Ticari kar-zarar kalemi’nin kur ve swap maliyetlerindeki artışa bağlı olarak 1. çeyrektekinin üzerinde sektör karlılığına olumsuz etki etmesi beklenmektedir.
TÜFE endeksli tahvil getirilerinin yeni yılla birlikte yeni enflasyon beklentileriyle normalleşmesi nedeniyle menkul kıymet faiz gelirlerinde düşüş beklenmektedir. Garanti Bankası, Akbank, Yapı Kredi Bankası ve Vakıfbank’ta TÜFE endeksli tahvillerin olumsuz etki etmesi beklenirken, İş Bankası ve Halkbank’da önemli bir etki beklenmemektedir.
Son çeyrekte mevduat maliyetlerindeki artışın, kredi fiyatlamalarının olumlu etkileri ile telafi edildiği, hatta kredi mevduat makasında açılma kaydedildiği öngörülmektedir. Bu kapsamda, TÜFE endeksli tahvillerin faiz marjına yapması beklenen olumsuz etki, genel olarak kredi faiz makasındaki artış ile dengelenmiştir.
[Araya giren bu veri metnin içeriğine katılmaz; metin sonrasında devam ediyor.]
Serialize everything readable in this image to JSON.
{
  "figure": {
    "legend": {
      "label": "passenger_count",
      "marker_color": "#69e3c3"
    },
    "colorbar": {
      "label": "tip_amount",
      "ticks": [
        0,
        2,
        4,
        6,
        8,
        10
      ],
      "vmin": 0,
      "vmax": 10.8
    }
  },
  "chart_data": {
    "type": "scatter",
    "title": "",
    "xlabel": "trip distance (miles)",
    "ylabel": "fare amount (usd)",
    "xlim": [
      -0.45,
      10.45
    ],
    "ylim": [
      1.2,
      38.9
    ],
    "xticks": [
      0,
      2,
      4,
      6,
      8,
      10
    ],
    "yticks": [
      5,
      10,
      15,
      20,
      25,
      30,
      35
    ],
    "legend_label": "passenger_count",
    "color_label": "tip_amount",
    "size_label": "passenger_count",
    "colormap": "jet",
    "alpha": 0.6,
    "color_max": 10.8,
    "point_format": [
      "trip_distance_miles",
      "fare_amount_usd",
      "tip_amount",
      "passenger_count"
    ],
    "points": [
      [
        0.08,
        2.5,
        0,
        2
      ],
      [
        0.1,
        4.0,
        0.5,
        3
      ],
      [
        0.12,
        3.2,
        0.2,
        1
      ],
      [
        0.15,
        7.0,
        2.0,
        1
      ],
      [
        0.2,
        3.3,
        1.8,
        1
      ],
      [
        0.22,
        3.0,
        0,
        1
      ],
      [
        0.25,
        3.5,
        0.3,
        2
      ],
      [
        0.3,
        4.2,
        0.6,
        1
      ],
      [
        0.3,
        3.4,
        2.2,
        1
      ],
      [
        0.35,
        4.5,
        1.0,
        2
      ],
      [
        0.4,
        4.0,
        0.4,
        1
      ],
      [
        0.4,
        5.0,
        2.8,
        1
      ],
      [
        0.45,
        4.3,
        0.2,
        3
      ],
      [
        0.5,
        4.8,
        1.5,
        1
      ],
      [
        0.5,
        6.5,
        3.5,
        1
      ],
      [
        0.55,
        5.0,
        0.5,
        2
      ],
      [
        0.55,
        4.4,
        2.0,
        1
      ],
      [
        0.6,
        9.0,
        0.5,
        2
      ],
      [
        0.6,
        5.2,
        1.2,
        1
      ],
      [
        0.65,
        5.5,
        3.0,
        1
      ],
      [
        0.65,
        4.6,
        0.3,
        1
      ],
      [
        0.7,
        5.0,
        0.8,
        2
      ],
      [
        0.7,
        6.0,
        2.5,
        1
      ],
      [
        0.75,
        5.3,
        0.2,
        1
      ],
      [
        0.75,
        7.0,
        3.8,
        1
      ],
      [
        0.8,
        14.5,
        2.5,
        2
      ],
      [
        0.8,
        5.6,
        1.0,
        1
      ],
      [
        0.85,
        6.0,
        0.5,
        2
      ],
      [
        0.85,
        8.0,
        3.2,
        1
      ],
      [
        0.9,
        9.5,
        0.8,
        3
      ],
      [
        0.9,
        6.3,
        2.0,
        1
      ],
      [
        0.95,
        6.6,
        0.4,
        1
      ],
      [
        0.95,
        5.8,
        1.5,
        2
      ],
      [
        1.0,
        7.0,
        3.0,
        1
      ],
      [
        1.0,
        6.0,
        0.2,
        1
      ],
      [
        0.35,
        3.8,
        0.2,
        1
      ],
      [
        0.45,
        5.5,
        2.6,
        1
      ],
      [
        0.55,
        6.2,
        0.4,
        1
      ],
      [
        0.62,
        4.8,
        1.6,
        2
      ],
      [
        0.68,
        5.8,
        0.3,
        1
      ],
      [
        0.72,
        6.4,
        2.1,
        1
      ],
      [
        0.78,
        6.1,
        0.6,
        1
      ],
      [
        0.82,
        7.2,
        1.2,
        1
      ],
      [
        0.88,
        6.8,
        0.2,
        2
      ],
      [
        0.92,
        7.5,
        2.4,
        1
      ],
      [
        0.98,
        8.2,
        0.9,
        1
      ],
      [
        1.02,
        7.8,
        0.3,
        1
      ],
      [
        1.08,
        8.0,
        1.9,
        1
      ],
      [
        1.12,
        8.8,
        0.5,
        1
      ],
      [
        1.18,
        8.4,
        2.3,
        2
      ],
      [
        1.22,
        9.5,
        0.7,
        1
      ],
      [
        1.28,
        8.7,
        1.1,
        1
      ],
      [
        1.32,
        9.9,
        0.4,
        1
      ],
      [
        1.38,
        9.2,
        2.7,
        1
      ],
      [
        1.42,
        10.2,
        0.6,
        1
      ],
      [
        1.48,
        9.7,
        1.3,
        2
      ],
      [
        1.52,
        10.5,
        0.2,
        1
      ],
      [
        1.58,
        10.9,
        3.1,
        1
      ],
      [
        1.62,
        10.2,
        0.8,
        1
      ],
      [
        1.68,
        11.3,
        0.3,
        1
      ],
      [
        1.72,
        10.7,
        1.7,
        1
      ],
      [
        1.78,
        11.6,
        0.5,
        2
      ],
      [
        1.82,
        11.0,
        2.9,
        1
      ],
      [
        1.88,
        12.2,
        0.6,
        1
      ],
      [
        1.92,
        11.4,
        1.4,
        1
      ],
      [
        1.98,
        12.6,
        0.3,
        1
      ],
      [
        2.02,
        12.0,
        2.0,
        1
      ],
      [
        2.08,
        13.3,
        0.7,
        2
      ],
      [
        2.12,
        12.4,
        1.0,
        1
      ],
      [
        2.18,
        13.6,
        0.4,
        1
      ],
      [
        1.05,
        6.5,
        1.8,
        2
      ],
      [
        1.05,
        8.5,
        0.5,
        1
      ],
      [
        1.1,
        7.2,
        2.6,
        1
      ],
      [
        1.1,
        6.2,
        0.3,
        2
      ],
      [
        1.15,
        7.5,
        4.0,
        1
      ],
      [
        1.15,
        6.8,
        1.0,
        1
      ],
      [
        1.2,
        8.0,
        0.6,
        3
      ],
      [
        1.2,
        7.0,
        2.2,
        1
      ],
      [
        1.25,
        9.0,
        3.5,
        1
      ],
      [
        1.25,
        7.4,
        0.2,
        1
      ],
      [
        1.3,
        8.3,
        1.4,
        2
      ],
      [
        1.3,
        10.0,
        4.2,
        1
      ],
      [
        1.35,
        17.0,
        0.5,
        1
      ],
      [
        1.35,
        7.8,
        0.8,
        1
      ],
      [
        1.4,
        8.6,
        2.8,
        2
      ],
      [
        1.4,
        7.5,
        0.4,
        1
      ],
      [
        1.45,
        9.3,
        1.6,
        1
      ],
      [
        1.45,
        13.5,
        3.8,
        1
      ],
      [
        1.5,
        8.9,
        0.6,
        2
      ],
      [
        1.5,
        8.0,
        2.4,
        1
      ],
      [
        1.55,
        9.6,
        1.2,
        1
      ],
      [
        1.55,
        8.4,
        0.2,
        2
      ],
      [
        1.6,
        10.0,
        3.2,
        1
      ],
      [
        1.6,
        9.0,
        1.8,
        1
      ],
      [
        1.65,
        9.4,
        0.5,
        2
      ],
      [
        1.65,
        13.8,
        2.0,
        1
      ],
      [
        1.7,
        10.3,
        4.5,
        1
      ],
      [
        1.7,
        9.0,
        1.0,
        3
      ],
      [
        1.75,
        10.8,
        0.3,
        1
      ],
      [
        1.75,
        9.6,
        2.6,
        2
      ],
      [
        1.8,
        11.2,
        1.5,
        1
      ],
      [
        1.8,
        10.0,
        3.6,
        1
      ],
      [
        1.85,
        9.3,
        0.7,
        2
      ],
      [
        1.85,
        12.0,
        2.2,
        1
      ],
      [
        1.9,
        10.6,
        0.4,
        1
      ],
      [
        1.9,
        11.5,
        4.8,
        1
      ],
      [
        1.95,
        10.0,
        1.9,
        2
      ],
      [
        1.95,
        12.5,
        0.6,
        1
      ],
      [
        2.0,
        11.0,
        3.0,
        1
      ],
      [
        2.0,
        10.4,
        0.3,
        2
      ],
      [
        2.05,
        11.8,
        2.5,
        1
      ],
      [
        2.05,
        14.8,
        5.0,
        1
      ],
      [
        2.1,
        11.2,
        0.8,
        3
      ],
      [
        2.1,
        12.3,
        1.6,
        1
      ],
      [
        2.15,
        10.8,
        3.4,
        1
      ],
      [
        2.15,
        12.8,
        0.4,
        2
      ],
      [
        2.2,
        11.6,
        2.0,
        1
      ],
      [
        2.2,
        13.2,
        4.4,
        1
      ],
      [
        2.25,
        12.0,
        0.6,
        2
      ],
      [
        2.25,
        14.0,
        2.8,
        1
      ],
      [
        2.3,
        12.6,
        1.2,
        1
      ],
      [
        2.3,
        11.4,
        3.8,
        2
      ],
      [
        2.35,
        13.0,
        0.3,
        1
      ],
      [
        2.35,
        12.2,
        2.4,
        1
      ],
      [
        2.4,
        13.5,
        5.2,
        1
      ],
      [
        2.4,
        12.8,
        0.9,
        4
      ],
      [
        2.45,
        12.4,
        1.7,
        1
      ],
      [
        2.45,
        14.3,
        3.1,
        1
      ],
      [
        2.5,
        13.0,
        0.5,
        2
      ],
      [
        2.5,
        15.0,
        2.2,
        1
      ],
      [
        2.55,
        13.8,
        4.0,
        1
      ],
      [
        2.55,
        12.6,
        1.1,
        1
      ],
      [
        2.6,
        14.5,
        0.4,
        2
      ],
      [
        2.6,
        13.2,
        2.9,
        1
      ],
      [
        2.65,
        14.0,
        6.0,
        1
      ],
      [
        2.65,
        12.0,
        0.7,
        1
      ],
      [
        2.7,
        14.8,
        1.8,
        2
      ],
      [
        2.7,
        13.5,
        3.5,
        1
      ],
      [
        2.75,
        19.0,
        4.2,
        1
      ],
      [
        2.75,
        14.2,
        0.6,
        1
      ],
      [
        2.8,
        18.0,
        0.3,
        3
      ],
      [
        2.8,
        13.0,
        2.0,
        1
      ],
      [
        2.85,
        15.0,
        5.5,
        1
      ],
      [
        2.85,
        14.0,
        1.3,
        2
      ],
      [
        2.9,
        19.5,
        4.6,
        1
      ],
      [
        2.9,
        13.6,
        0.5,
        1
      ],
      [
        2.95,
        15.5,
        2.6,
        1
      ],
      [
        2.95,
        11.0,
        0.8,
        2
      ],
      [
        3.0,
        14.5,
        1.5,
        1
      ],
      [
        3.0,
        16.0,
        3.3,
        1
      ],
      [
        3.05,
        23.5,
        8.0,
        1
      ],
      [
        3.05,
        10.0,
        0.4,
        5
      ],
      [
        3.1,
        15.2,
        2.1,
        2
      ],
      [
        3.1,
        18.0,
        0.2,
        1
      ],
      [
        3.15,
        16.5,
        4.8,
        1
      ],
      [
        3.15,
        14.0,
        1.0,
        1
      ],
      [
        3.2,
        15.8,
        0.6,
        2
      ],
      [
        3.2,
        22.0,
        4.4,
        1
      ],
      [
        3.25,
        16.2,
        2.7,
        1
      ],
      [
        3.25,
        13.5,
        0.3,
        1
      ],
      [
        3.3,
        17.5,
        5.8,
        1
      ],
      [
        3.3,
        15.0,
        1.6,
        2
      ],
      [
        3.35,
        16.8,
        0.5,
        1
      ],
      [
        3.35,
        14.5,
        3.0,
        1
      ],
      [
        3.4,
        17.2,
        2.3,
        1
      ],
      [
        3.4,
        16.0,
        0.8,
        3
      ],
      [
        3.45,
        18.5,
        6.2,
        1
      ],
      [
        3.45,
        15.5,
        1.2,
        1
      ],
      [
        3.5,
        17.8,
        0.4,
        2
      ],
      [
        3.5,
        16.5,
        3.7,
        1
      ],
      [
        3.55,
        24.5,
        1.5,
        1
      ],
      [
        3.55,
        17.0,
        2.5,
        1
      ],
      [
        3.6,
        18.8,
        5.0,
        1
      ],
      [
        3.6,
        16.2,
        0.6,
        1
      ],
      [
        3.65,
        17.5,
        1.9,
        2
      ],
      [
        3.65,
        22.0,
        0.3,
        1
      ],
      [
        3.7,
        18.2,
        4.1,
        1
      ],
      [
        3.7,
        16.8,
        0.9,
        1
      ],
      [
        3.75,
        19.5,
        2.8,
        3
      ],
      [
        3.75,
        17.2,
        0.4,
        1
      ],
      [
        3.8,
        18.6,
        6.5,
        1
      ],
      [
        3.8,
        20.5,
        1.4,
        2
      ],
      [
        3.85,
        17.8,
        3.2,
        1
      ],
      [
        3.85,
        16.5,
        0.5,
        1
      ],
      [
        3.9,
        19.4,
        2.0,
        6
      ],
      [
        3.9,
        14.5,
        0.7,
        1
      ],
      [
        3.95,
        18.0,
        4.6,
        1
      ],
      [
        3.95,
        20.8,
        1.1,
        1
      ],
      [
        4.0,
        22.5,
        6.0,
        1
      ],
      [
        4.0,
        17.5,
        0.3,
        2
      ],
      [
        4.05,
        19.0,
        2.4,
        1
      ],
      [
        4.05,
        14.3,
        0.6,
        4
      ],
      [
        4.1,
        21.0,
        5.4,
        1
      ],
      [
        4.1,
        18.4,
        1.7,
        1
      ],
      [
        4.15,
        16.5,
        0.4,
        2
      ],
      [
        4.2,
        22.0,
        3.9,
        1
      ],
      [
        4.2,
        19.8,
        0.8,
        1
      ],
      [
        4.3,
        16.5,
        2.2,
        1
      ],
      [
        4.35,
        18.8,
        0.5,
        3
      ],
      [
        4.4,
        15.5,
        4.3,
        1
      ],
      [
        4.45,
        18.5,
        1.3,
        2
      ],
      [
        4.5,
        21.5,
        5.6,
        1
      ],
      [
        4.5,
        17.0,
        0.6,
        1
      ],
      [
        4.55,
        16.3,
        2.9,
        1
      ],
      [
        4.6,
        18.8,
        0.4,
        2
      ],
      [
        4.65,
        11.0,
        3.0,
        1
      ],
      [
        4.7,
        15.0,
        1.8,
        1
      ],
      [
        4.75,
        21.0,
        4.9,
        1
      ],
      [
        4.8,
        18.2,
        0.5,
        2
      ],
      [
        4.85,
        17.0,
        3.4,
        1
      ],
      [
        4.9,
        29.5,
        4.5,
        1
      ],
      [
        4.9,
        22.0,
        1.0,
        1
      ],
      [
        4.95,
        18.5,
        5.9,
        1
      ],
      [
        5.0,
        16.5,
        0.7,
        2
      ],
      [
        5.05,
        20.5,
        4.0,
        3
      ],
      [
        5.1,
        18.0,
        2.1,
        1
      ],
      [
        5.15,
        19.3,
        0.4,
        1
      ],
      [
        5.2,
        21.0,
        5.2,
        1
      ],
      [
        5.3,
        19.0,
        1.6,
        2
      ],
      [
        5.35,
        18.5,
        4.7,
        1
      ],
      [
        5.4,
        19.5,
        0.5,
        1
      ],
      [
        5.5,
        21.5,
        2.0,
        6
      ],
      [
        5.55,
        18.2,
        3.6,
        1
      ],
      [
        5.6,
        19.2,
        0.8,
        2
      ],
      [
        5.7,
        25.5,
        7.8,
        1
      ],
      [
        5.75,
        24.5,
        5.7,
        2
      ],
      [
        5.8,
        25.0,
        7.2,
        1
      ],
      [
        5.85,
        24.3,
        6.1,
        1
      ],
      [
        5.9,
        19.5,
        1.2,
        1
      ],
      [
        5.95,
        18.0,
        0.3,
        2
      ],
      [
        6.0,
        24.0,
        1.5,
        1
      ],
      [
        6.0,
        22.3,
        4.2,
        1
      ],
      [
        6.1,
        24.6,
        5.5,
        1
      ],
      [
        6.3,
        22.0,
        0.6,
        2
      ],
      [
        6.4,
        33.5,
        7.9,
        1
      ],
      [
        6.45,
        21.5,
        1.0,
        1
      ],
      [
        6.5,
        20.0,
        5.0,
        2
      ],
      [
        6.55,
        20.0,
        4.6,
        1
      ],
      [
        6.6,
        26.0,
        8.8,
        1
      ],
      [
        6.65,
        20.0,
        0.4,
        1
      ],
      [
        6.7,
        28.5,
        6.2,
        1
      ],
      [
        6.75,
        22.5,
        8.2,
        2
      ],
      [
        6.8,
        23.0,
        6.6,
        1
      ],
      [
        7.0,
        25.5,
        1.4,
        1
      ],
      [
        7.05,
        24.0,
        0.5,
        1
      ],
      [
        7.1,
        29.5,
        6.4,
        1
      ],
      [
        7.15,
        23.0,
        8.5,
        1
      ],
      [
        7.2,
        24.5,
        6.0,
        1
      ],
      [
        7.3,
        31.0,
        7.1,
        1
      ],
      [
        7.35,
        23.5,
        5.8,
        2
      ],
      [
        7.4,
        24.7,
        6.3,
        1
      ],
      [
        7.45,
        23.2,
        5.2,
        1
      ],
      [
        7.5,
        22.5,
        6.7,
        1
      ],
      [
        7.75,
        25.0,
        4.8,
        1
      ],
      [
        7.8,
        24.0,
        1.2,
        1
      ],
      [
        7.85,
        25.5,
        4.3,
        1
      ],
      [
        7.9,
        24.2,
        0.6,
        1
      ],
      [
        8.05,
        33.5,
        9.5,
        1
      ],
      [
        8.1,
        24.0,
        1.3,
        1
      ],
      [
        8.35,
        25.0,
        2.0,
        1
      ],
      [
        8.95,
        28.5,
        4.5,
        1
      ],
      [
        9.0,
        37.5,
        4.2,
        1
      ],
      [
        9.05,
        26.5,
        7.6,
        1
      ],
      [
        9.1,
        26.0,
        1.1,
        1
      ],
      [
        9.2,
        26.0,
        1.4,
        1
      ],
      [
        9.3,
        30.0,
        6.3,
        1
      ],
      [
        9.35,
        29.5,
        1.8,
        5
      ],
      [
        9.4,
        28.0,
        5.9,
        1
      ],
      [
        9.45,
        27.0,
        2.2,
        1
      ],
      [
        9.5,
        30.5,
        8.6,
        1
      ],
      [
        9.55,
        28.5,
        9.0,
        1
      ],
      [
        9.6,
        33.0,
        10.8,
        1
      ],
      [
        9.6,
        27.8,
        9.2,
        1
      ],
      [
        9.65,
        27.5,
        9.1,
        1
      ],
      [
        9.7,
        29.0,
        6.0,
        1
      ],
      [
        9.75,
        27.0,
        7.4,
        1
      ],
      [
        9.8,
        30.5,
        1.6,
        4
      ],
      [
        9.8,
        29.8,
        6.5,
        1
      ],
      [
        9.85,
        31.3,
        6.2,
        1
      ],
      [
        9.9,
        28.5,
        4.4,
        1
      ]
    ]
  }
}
Karşılık giderlerinde, TFRS 9’un etkisiyle hem genel karşılıklarda hem de özel karşılıklarda normalin üzerinde gider kaydedilmesi beklenmektedir. Ancak son çeyrekte bankalar tarafından TFRS 9’a geçmeden önce yapılan düzeltmeler nedeniyle genel olarak son çeyreğin altında gerçekleşmesi beklenmektedir. Buna ilaveten, geçen yılın son çeyreğinde dönem sonu olması ve bazı düzeltmeler nedeniyle (emekli sandığı karşılığı gibi) operasyonel giderlerde çeyreksel olarak sektörde yüksek artış kaydedilmişti. Bu çeyrekte ise görece daha düşük faaliyet giderlerinin karlılığa olumlu katkı sağlanması beklenmektedir.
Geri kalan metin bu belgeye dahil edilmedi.